One of the powerful features of therapy is the explicit sharing of your internal world with another. An accepting and non-judgemental other.
I often have clients who have never spoken to anyone about the pain, sadness, fear, anger or helplessness that they experience on a daily basis.
I am always amazed at the bravery they show when they come to therapy and start to share.
The very act of articulating your thoughts and emotions kickstarts a journey which can result in greater calm, unexpected clarity and ongoing compassion in your life.
We don’t always have a therapist at our fingertips.
But we do have access to pen and paper or fingers and key pads.
Journalling may be a solo pursuit but the process of articulating your thoughts and feelings through writing can also be very healing.
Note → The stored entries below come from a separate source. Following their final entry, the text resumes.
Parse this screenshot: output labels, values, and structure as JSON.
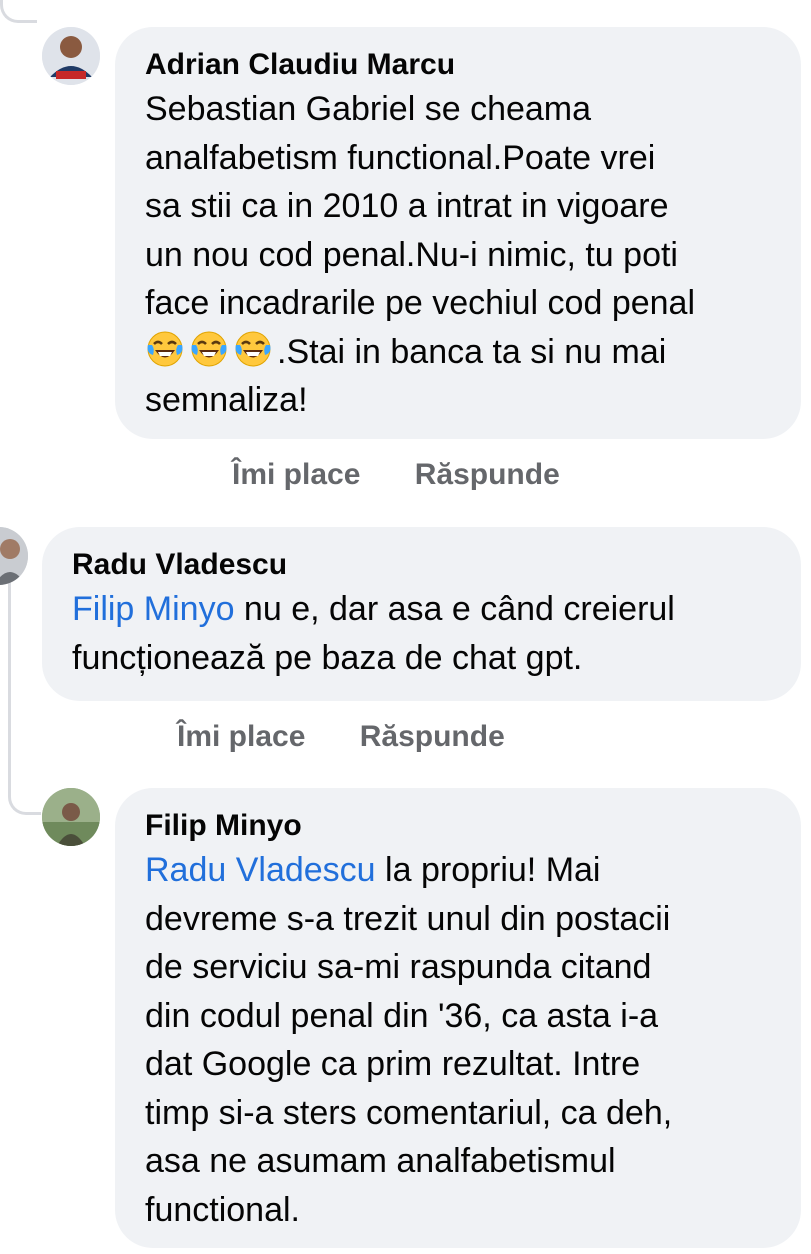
{
  "comments": [
    {
      "author": "Adrian Claudiu Marcu",
      "lines": [
        "Sebastian Gabriel se cheama",
        "analfabetism functional.Poate vrei",
        "sa stii ca in 2010 a intrat in vigoare",
        "un nou cod penal.Nu-i nimic, tu poti",
        "face incadrarile pe vechiul cod penal"
      ],
      "emoji_line_text": ".Stai in banca ta si nu mai",
      "last_line": "semnaliza!",
      "emoji": "face-with-tears-of-joy-icon",
      "like_label": "Îmi place",
      "reply_label": "Răspunde"
    },
    {
      "author": "Radu Vladescu",
      "mention": "Filip Minyo",
      "line1_rest": " nu e, dar asa e când creierul",
      "line2": "funcționează pe baza de chat gpt.",
      "like_label": "Îmi place",
      "reply_label": "Răspunde"
    },
    {
      "author": "Filip Minyo",
      "mention": "Radu Vladescu",
      "line1_rest": " la propriu! Mai",
      "lines": [
        "devreme s-a trezit unul din postacii",
        "de serviciu sa-mi raspunda citand",
        "din codul penal din '36, ca asta i-a",
        "dat Google ca prim rezultat. Intre",
        "timp si-a sters comentariul, ca deh,",
        "asa ne asumam analfabetismul",
        "functional."
      ]
    }
  ],
  "colors": {
    "bubble": "#f0f2f5",
    "mention": "#216fdb",
    "action": "#65676b"
  }
}
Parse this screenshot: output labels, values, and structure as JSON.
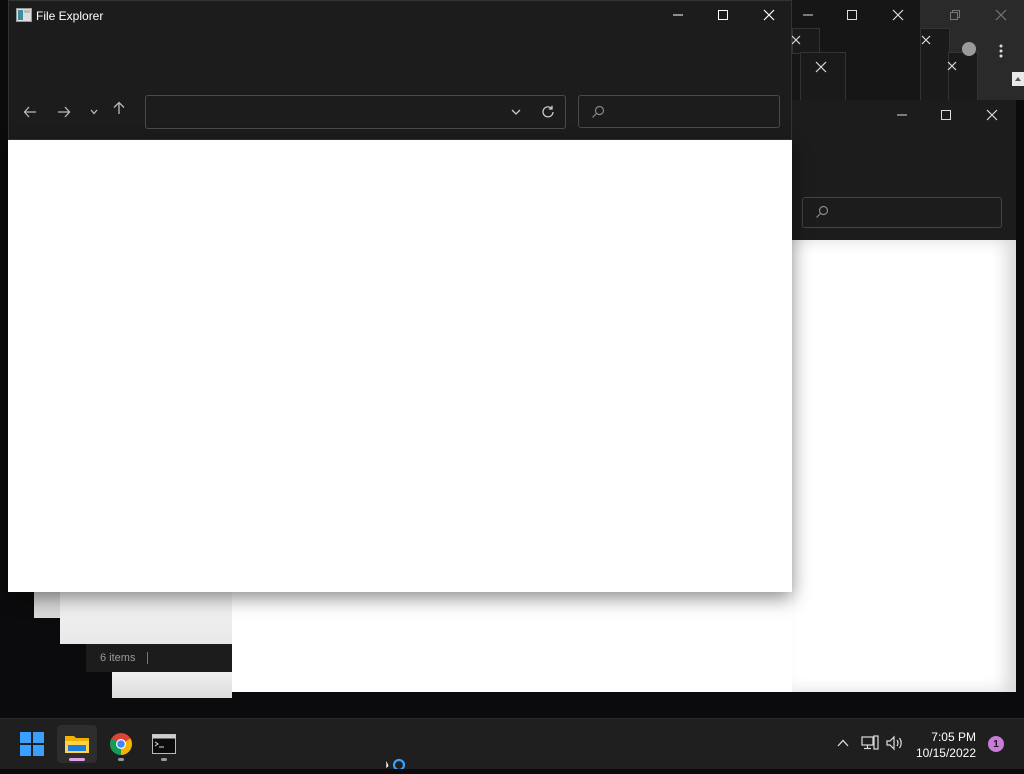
{
  "colors": {
    "desktop": "#0b0b0d",
    "titlebar": "#1c1c1c",
    "content": "#ffffff",
    "taskbar": "#1f1f1f",
    "accent_windows": "#3aa0ff",
    "notification_badge": "#c97bd8"
  },
  "main_window": {
    "title": "File Explorer",
    "icons": {
      "app": "file-explorer-app-icon",
      "minimize": "minimize-icon",
      "maximize": "maximize-icon",
      "close": "close-icon",
      "back": "arrow-left-icon",
      "forward": "arrow-right-icon",
      "recent": "chevron-down-icon",
      "up": "arrow-up-icon",
      "address_dropdown": "chevron-down-icon",
      "refresh": "refresh-icon",
      "search": "search-icon"
    },
    "address_value": "",
    "search_placeholder": ""
  },
  "background_window": {
    "search_placeholder": "",
    "status_items": "6 items"
  },
  "taskbar": {
    "apps": [
      {
        "name": "Start",
        "icon": "windows-start-icon"
      },
      {
        "name": "File Explorer",
        "icon": "folder-icon"
      },
      {
        "name": "Google Chrome",
        "icon": "chrome-icon"
      },
      {
        "name": "Command Prompt",
        "icon": "terminal-icon"
      }
    ],
    "tray": {
      "time": "7:05 PM",
      "date": "10/15/2022",
      "notification_count": "1",
      "icons": [
        "chevron-up-icon",
        "network-icon",
        "volume-icon"
      ]
    }
  }
}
Beginning to articulate your feelings through writing can feel less threatening than speaking them out loud. It offers a safe place to risk expressing strong feelings without the fear of upsetting someone.
Take a Step…
You might be aware that you are carrying thoughts and feelings that weigh you down.
Perhaps you are not ready to talk to anyone about them, but you want to begin to think about them a little more deeply.
If so, journaling may be a wonderful step for you to take.
Journalling can take many forms. There is no right or wrong. It’s about discovering what method helps you to push in more deeply to where you’re at.
This resource is based on a method of journalling called Free Flow Writing.
It encourages you to “empty on the page.” To write without stopping to think or edit.
Simply letting out all the complexity of the emotions surrounding you at that moment.
I have drawn upon Alyse Sweeney’s work in compiling this resource.
Alyse is a writer and editor who started writing as a mindfulness practice. She now runs free-flow writing circles to help others connect to themselves and to others.